The woman knelt among the books, touching the drenched leather and cardboard, reading the gilt
titles with her fingers while her eyes accused Montag.
"You can't ever have my books," she said.
"You know the law," said Beatty. "Where's your common sense? None of those books agree with
each other. You've been locked up here for years with a regular damned Tower of Babel. Snap
out of it! The people in those books never lived. Come on now! "
She shook her head.
"The whole house is going up;" said Beatty,
The men walked clumsily to the door. They glanced back at Montag, who stood near the woman.
"You're not leaving her here?" he protested.
"She won't come."
"Force her, then!"
Beatty raised his hand in which was concealed the igniter. "We're due back at the house. Besides,
these fanatics always try suicide; the pattern's familiar."
Montag placed his hand on the woman's elbow. "You can come with me."
"No," she said. "Thank you, anyway."
"I'm counting to ten," said Beatty. "One. Two."
"Please," said Montag.
"Go on," said the woman.
"Three. Four."
"Here." Montag pulled at the woman.
The woman replied quietly, "I want to stay here"
"Five. Six."
"You can stop counting," she said.

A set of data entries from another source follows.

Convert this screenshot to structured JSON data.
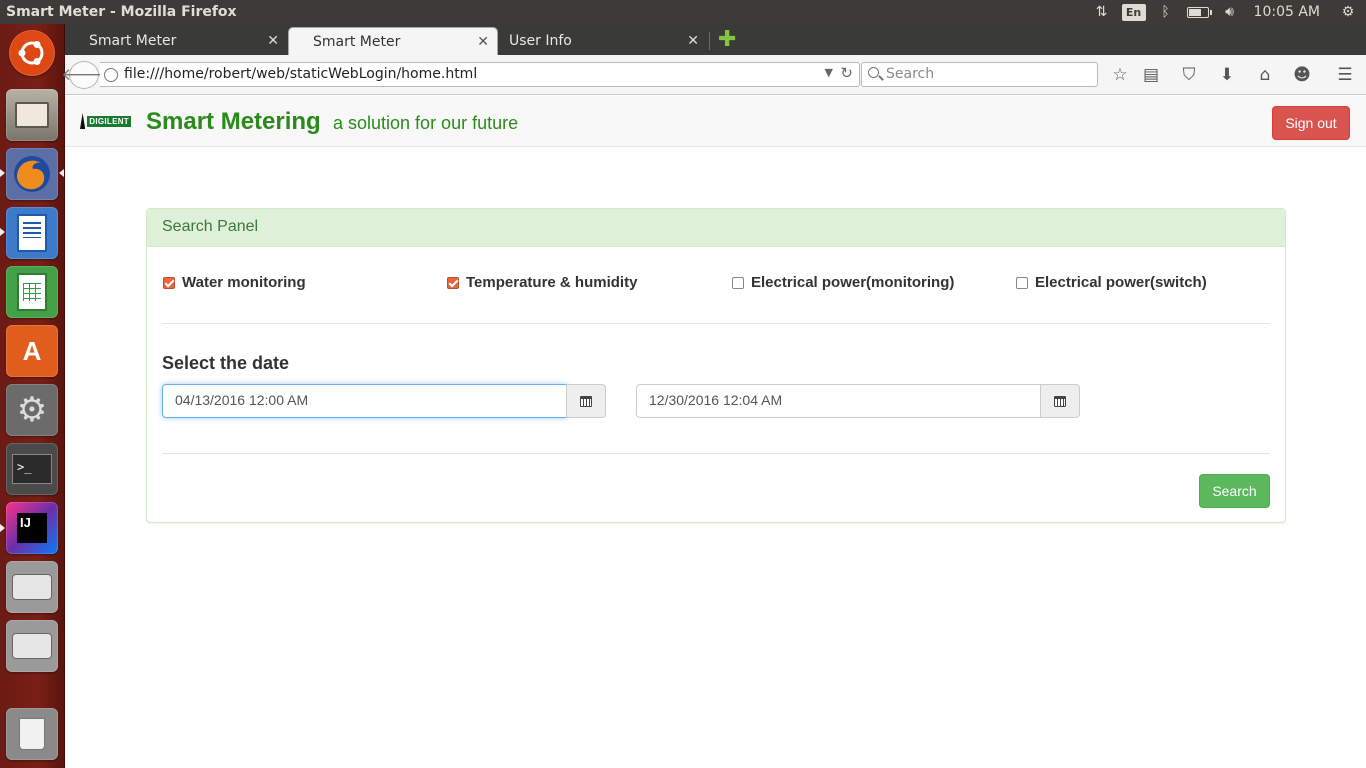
{
  "window": {
    "title": "Smart Meter - Mozilla Firefox"
  },
  "system_tray": {
    "keyboard_layout": "En",
    "battery_level": 0.7,
    "clock": "10:05 AM"
  },
  "launcher": {
    "items": [
      {
        "name": "ubuntu-dash-icon",
        "color": "#dd4814"
      },
      {
        "name": "files-icon",
        "color": "#8a8478"
      },
      {
        "name": "firefox-icon",
        "color": "#e66000"
      },
      {
        "name": "libreoffice-writer-icon",
        "color": "#1e5ba8"
      },
      {
        "name": "libreoffice-calc-icon",
        "color": "#2ea043"
      },
      {
        "name": "software-center-icon",
        "color": "#e05d1e"
      },
      {
        "name": "system-settings-icon",
        "color": "#9b9b9b"
      },
      {
        "name": "terminal-icon",
        "color": "#2d2d2d"
      },
      {
        "name": "intellij-idea-icon",
        "color": "#6b2fa6"
      },
      {
        "name": "drive-icon",
        "color": "#d4d4d4"
      },
      {
        "name": "drive-icon-2",
        "color": "#d4d4d4"
      },
      {
        "name": "trash-icon",
        "color": "#e8e8e8"
      }
    ]
  },
  "tabs": [
    {
      "label": "Smart Meter",
      "active": false
    },
    {
      "label": "Smart Meter",
      "active": true
    },
    {
      "label": "User Info",
      "active": false
    }
  ],
  "navbar": {
    "url": "file:///home/robert/web/staticWebLogin/home.html",
    "search_placeholder": "Search"
  },
  "app": {
    "logo_text": "DIGILENT",
    "brand": "Smart Metering",
    "tagline": "a solution for our future",
    "sign_out_label": "Sign out",
    "accent_green": "#2b8a1b",
    "danger_red": "#d9534f"
  },
  "panel": {
    "title": "Search Panel",
    "checkboxes": [
      {
        "label": "Water monitoring",
        "checked": true
      },
      {
        "label": "Temperature & humidity",
        "checked": true
      },
      {
        "label": "Electrical power(monitoring)",
        "checked": false
      },
      {
        "label": "Electrical power(switch)",
        "checked": false
      }
    ],
    "date_label": "Select the date",
    "start_date": "04/13/2016 12:00 AM",
    "end_date": "12/30/2016 12:04 AM",
    "search_label": "Search"
  }
}
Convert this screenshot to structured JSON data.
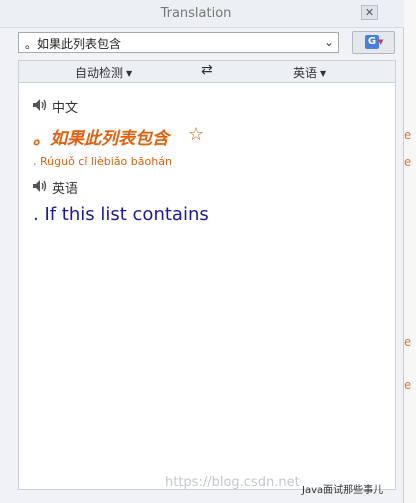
{
  "window": {
    "title": "Translation",
    "close_label": "✕"
  },
  "source": {
    "value": "。如果此列表包含"
  },
  "languages": {
    "from": "自动检测",
    "to": "英语",
    "swap_glyph": "⇄"
  },
  "result": {
    "source_language_label": "中文",
    "source_text": "。如果此列表包含",
    "pinyin": ". Rúguǒ cǐ lièbiǎo bāohán",
    "target_language_label": "英语",
    "translation": ". If this list contains"
  },
  "watermark": {
    "url": "https://blog.csdn.net",
    "brand": "Java面试那些事儿"
  }
}
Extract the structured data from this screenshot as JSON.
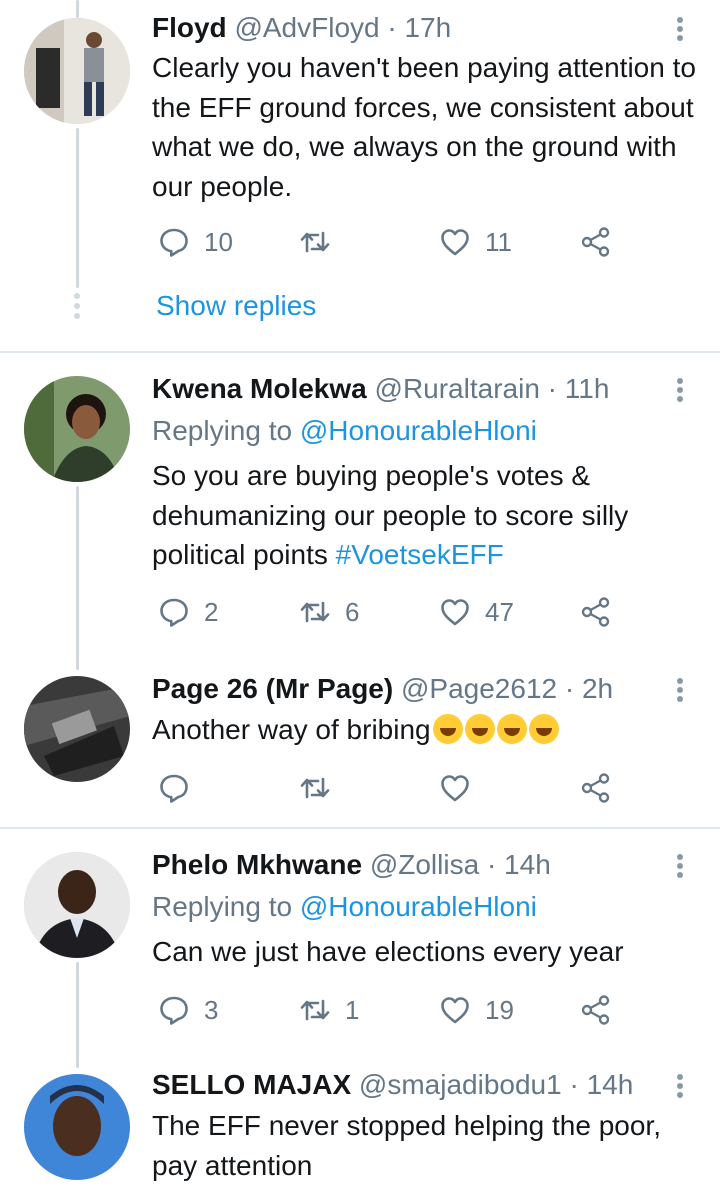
{
  "tweets": [
    {
      "name": "Floyd",
      "handle": "@AdvFloyd",
      "time": "· 17h",
      "text": "Clearly you haven't been paying attention to the EFF ground forces, we consistent about what we do, we always on the ground with our people.",
      "replies": "10",
      "retweets": "",
      "likes": "11",
      "show_replies": "Show replies"
    },
    {
      "name": "Kwena Molekwa",
      "handle": "@Ruraltarain",
      "time": "· 11h",
      "replying_prefix": "Replying to",
      "replying_to": "@HonourableHloni",
      "text": "So you are buying people's votes & dehumanizing our people to score silly political points",
      "hashtag": "#VoetsekEFF",
      "replies": "2",
      "retweets": "6",
      "likes": "47"
    },
    {
      "name": "Page 26 (Mr Page)",
      "handle": "@Page2612",
      "time": "· 2h",
      "text": "Another way of bribing",
      "emoji": "rolling-on-floor-laughing-emoji",
      "replies": "",
      "retweets": "",
      "likes": ""
    },
    {
      "name": "Phelo Mkhwane",
      "handle": "@Zollisa",
      "time": "· 14h",
      "replying_prefix": "Replying to",
      "replying_to": "@HonourableHloni",
      "text": "Can we just have elections every year",
      "replies": "3",
      "retweets": "1",
      "likes": "19"
    },
    {
      "name": "SELLO MAJAX",
      "handle": "@smajadibodu1",
      "time": "· 14h",
      "text": "The EFF never stopped helping the poor, pay attention"
    }
  ],
  "icons": {
    "reply": "reply-icon",
    "retweet": "retweet-icon",
    "like": "heart-icon",
    "share": "share-icon",
    "more": "more-vertical-icon"
  },
  "colors": {
    "link": "#1b95e0",
    "secondary": "#657786",
    "thread": "#cfd9de",
    "divider": "#e1e8ed"
  }
}
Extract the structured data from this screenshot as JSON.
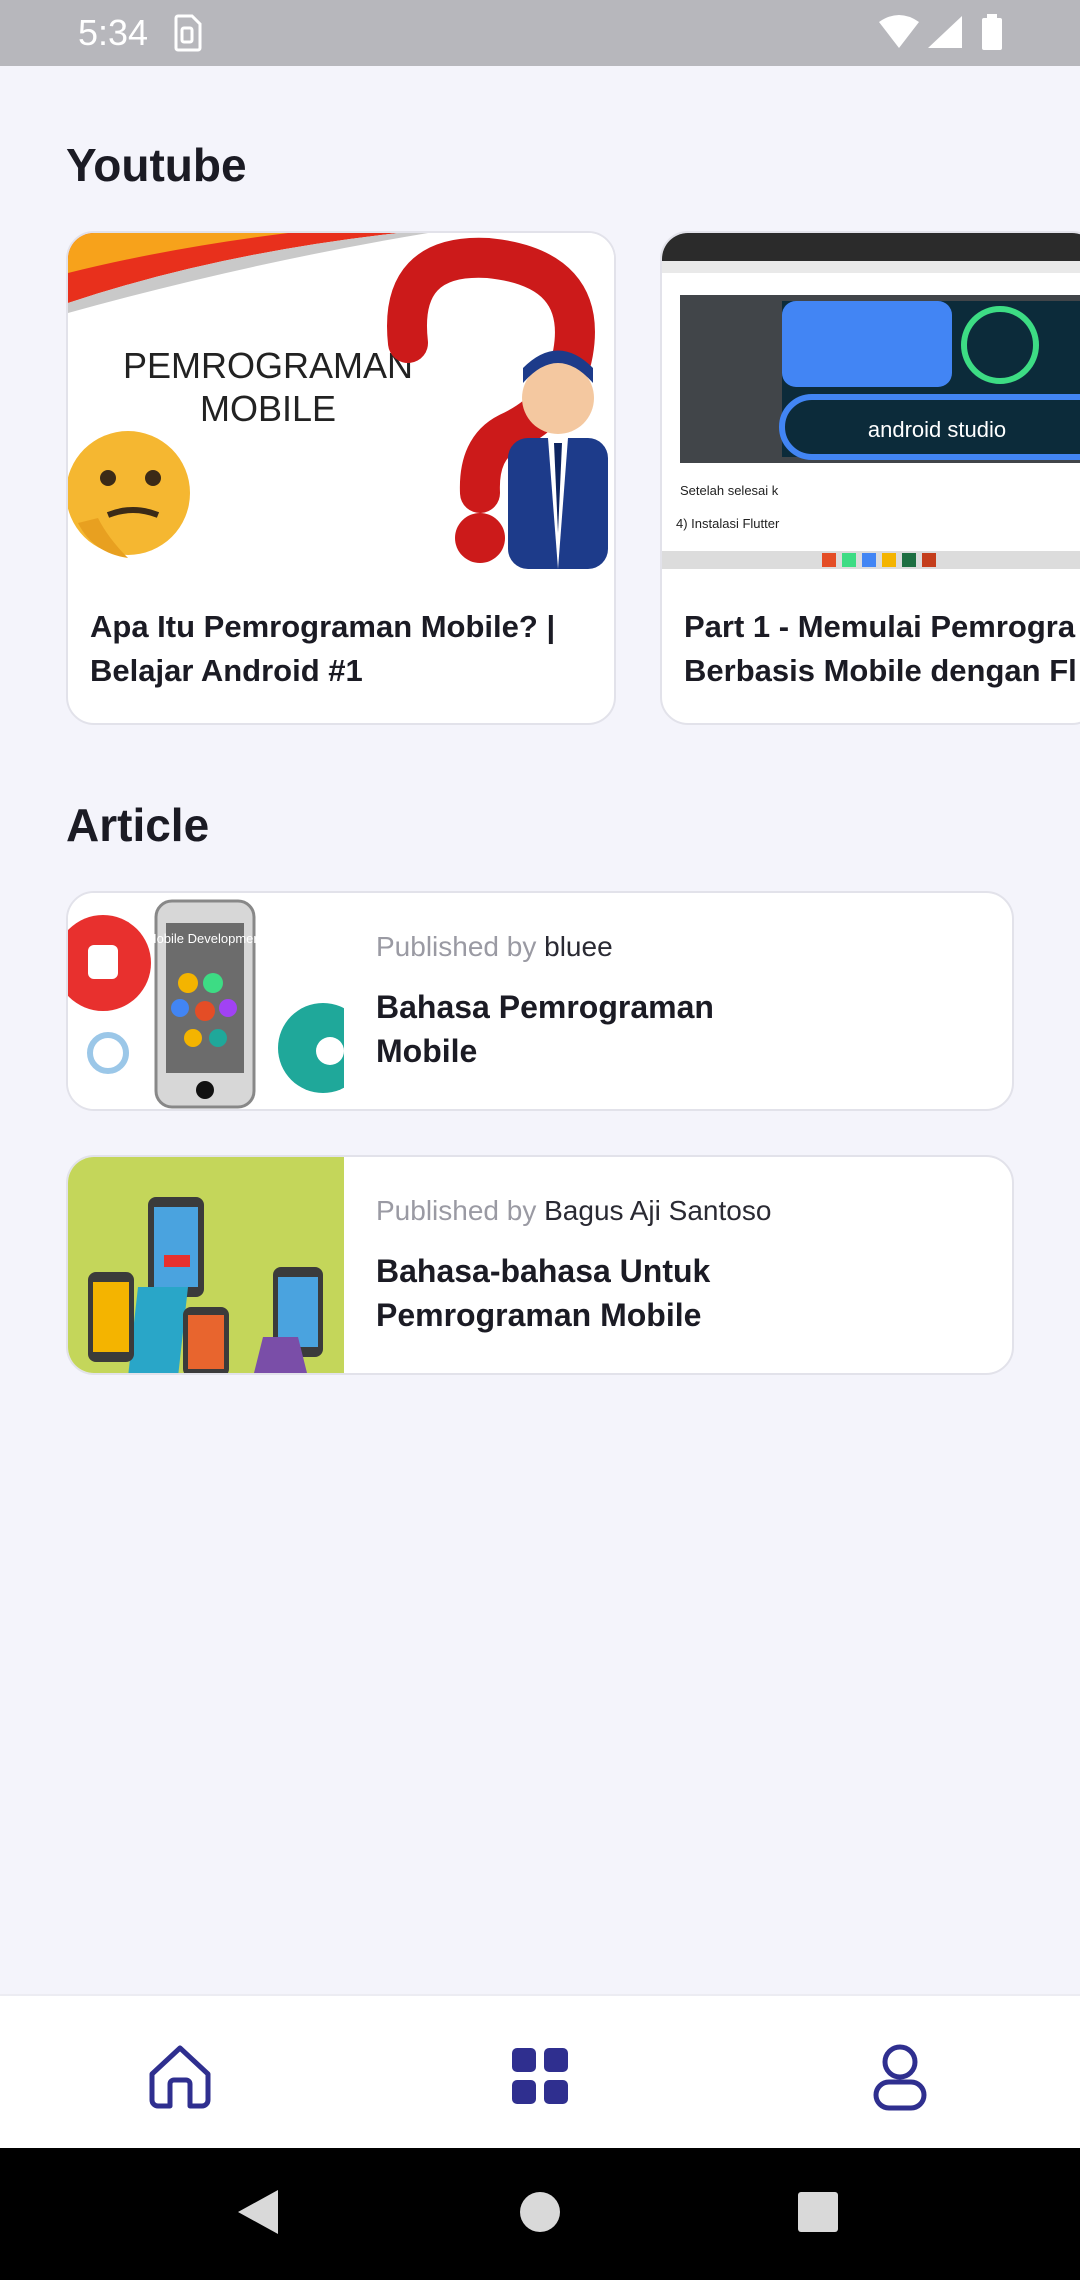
{
  "status_bar": {
    "time": "5:34"
  },
  "sections": {
    "youtube_title": "Youtube",
    "article_title": "Article"
  },
  "youtube": [
    {
      "title": "Apa Itu Pemrograman Mobile? | Belajar Android #1",
      "thumb_text_line1": "PEMROGRAMAN",
      "thumb_text_line2": "MOBILE"
    },
    {
      "title": "Part 1 - Memulai Pemrogra\nBerbasis Mobile dengan Fl",
      "thumb_text_brand": "android studio",
      "thumb_text_caption1": "Setelah selesai k",
      "thumb_text_caption2": "4)  Instalasi Flutter"
    }
  ],
  "articles": [
    {
      "published_by_label": "Published by",
      "author": "bluee",
      "title": "Bahasa Pemrograman Mobile",
      "thumb_text": "Mobile Development"
    },
    {
      "published_by_label": "Published by",
      "author": "Bagus Aji Santoso",
      "title": "Bahasa-bahasa Untuk Pemrograman Mobile"
    }
  ],
  "colors": {
    "accent": "#2f2f8f",
    "background": "#f4f4fb"
  },
  "bottom_nav": [
    {
      "icon": "home-icon"
    },
    {
      "icon": "grid-icon"
    },
    {
      "icon": "profile-icon"
    }
  ]
}
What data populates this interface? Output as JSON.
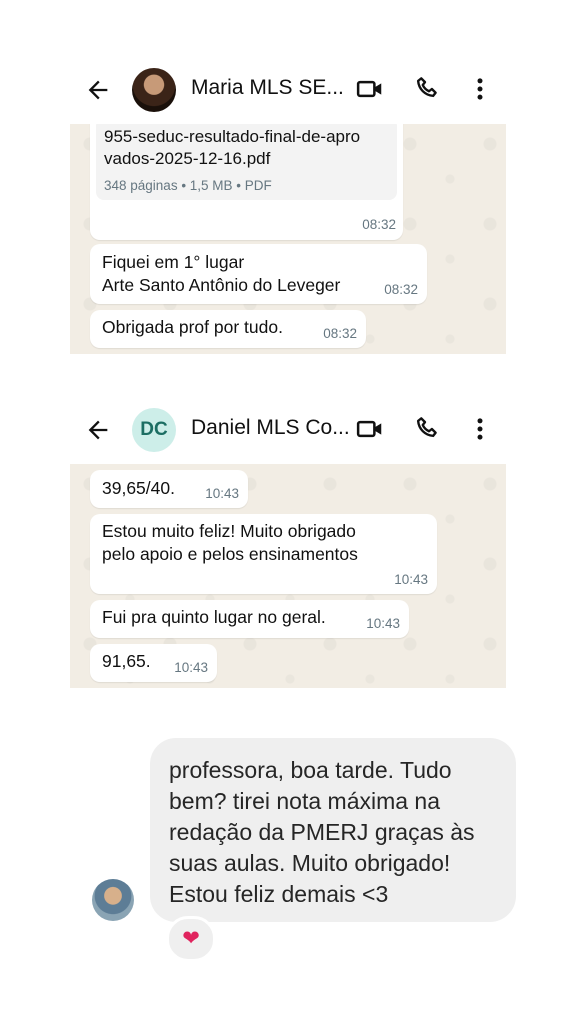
{
  "chat1": {
    "contact_name": "Maria MLS SE...",
    "document": {
      "name_line1": "955-seduc-resultado-final-de-apro",
      "name_line2": "vados-2025-12-16.pdf",
      "meta": "348 páginas • 1,5 MB • PDF",
      "time": "08:32"
    },
    "messages": [
      {
        "line1": "Fiquei em 1° lugar",
        "line2": "Arte Santo Antônio do Leveger",
        "time": "08:32"
      },
      {
        "text": "Obrigada prof por tudo.",
        "time": "08:32"
      }
    ]
  },
  "chat2": {
    "contact_name": "Daniel MLS Co...",
    "avatar_initials": "DC",
    "messages": [
      {
        "text": "39,65/40.",
        "time": "10:43"
      },
      {
        "line1": "Estou muito feliz! Muito obrigado",
        "line2": "pelo apoio e pelos ensinamentos",
        "time": "10:43"
      },
      {
        "text": "Fui pra quinto lugar no geral.",
        "time": "10:43"
      },
      {
        "text": "91,65.",
        "time": "10:43"
      }
    ]
  },
  "dm": {
    "message": "professora, boa tarde. Tudo bem? tirei nota máxima na redação da PMERJ graças às suas aulas. Muito obrigado! Estou feliz demais <3",
    "reaction": "❤"
  },
  "icons": [
    "back-arrow-icon",
    "video-call-icon",
    "phone-icon",
    "more-vert-icon",
    "heart-icon"
  ],
  "colors": {
    "chat_bg": "#f2ede4",
    "bubble": "#ffffff",
    "timestamp": "#667781",
    "dm_bubble": "#efefef",
    "avatar_dc": "#cdeee9"
  }
}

She opened the fingers of one hand slightly and in the palm of
the hand was a single slender object.
An ordinary kitchen match.
The sight of it rushed the men out and down away from the house. Captain Beatty, keeping his
dignity, backed slowly through the front door, his pink face burnt and shiny from a thousand
fires and night excitements. God, thought Montag, how true! Always at night the alarm comes.
Never by day! Is it because the fire is prettier by night? More spectacle, a better show? The pink
face of Beatty now showed the faintest panic in the door. The woman's hand twitched on the
single matchstick. The fumes of kerosene bloomed up about her. Montag felt the hidden book
pound like a heart against his chest.
"Go on," said the woman, and Montag felt himself back away and away out of the door, after
Beatty, down the steps, across the lawn, where the path of kerosene lay like the track of some
evil snail.
On the front porch where she had come to weigh them quietly with her eyes, her quietness a
condemnation, the woman stood motionless.
Beatty flicked his fingers to spark the kerosene.
He was too late. Montag gasped.
The woman on the porch reached out with contempt for them all, and struck the kitchen match
against the railing.
People ran out of houses all down the street.
They said nothing on their way back to the firehouse. Nobody looked at anyone else. Montag sat
in the front seat with Beatty and Black.